The appliance manufacturer's net profit attributable to shareholders in the first quarter rose 2% to 12.7 billion yuan from 12.4 billion yuan a year earlier, according to a Hong Kong filing on Thursday.
Earnings per share increased 3.7% year on year to 1.69 yuan from 1.63 yuan. Visible Alpha analysts forecast EPS at 1.65 yuan.
Profit from nonrecurring gains slid 14% to 11 billion yuan from 12.7 billion yuan.
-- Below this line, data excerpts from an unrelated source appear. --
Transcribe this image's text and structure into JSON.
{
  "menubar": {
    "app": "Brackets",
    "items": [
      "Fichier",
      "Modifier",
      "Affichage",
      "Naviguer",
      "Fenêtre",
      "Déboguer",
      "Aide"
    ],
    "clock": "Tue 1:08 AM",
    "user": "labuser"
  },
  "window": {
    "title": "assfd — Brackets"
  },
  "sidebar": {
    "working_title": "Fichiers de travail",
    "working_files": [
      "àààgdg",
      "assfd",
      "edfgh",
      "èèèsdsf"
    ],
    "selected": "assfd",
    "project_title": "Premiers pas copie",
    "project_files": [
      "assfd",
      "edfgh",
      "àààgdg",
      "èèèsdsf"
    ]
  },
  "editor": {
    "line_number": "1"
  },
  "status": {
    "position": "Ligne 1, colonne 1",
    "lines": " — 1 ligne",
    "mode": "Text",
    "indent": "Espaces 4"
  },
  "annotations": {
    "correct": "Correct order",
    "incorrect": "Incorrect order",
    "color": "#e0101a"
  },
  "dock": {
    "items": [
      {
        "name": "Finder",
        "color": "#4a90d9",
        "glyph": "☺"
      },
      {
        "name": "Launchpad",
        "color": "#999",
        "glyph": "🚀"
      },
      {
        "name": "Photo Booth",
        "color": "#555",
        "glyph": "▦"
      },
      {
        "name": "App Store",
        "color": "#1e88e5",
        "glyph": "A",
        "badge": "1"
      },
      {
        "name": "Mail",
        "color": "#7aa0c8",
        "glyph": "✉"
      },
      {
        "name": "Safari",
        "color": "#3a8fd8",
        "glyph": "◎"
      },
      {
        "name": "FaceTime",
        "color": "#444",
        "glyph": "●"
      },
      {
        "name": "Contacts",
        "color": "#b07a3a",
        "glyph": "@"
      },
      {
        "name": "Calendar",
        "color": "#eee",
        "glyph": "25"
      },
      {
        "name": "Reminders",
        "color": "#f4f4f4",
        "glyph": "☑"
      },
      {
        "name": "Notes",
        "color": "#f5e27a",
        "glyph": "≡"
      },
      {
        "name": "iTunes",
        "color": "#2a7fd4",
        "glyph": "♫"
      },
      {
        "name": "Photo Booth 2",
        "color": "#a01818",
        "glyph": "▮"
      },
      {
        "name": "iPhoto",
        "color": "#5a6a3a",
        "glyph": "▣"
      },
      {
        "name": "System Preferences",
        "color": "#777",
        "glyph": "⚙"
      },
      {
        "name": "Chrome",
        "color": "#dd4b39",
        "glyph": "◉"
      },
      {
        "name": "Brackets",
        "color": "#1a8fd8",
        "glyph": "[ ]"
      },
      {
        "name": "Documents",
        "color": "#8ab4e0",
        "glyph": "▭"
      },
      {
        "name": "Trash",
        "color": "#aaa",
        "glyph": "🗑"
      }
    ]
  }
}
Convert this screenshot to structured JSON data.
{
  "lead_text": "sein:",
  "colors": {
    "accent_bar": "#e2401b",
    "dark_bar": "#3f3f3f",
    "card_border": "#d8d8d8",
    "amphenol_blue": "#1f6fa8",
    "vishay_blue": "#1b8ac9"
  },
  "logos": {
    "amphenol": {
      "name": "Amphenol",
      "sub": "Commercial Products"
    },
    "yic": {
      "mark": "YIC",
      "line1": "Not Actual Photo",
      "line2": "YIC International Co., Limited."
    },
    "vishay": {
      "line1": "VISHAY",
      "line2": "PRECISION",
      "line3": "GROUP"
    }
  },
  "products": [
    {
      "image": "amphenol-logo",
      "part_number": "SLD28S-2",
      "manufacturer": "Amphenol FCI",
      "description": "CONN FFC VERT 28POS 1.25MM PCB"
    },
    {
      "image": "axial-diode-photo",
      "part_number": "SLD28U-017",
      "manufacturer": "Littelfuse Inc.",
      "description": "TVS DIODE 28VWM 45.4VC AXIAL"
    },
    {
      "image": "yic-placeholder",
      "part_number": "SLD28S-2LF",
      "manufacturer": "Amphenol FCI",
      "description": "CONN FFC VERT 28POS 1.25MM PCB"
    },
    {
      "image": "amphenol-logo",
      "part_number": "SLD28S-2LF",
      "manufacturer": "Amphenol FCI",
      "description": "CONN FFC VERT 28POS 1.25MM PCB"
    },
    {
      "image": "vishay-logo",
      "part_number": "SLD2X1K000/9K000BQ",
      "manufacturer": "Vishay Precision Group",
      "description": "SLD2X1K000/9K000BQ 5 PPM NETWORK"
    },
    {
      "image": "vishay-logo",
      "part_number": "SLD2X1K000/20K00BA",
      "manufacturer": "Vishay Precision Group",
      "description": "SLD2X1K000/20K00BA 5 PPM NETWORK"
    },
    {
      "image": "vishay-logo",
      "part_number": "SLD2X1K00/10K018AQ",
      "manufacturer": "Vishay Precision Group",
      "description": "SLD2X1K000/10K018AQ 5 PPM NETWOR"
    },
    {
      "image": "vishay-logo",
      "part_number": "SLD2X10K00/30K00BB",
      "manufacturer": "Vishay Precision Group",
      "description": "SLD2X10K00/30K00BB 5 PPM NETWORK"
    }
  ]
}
The decline could mean underlying earnings pressure despite steady cash from operations, TipRanks said in a report Thursday.
Operating revenue was 131.1 billion yuan, 2.6% higher than 127.8 billion yuan in the previous year and higher than Visible Alpha analysts' forecast of 131 billion yuan.
Total revenue grew to 131.6 billion yuan from 128.4 billion yuan.
The top line at the company's building technology operations grew 10% to 10.8 billion yuan, while its robotics and automation revenue grew 12% to 8.2 billion yuan.
However, industrial technology revenue slid 12% to 6.8 billion yuan.
Domestic sales growth may have outgrown overseas performance during the quarter, CLSA reported.
Demand for white goods from China may have declined in March compared with a rebound in January and February, according to a note by investment bank Jefferies released earlier in April.
The appliance maker' exports may have seen pressure due to slowness in developed markets, the investment bank said.
Looking forward, as domestic demand reins on the growth of domestic sales, overseas sales could rise in high single digits on a lower base, the financial services company said.
Midea's upcoming cooperation with Electrolux in the refrigeration and fabric care sectors could help the Chinese company's foray into the U.S. market, CLSA said.
Shares rose 1% in Hong Kong during afternoon trading on Thursday.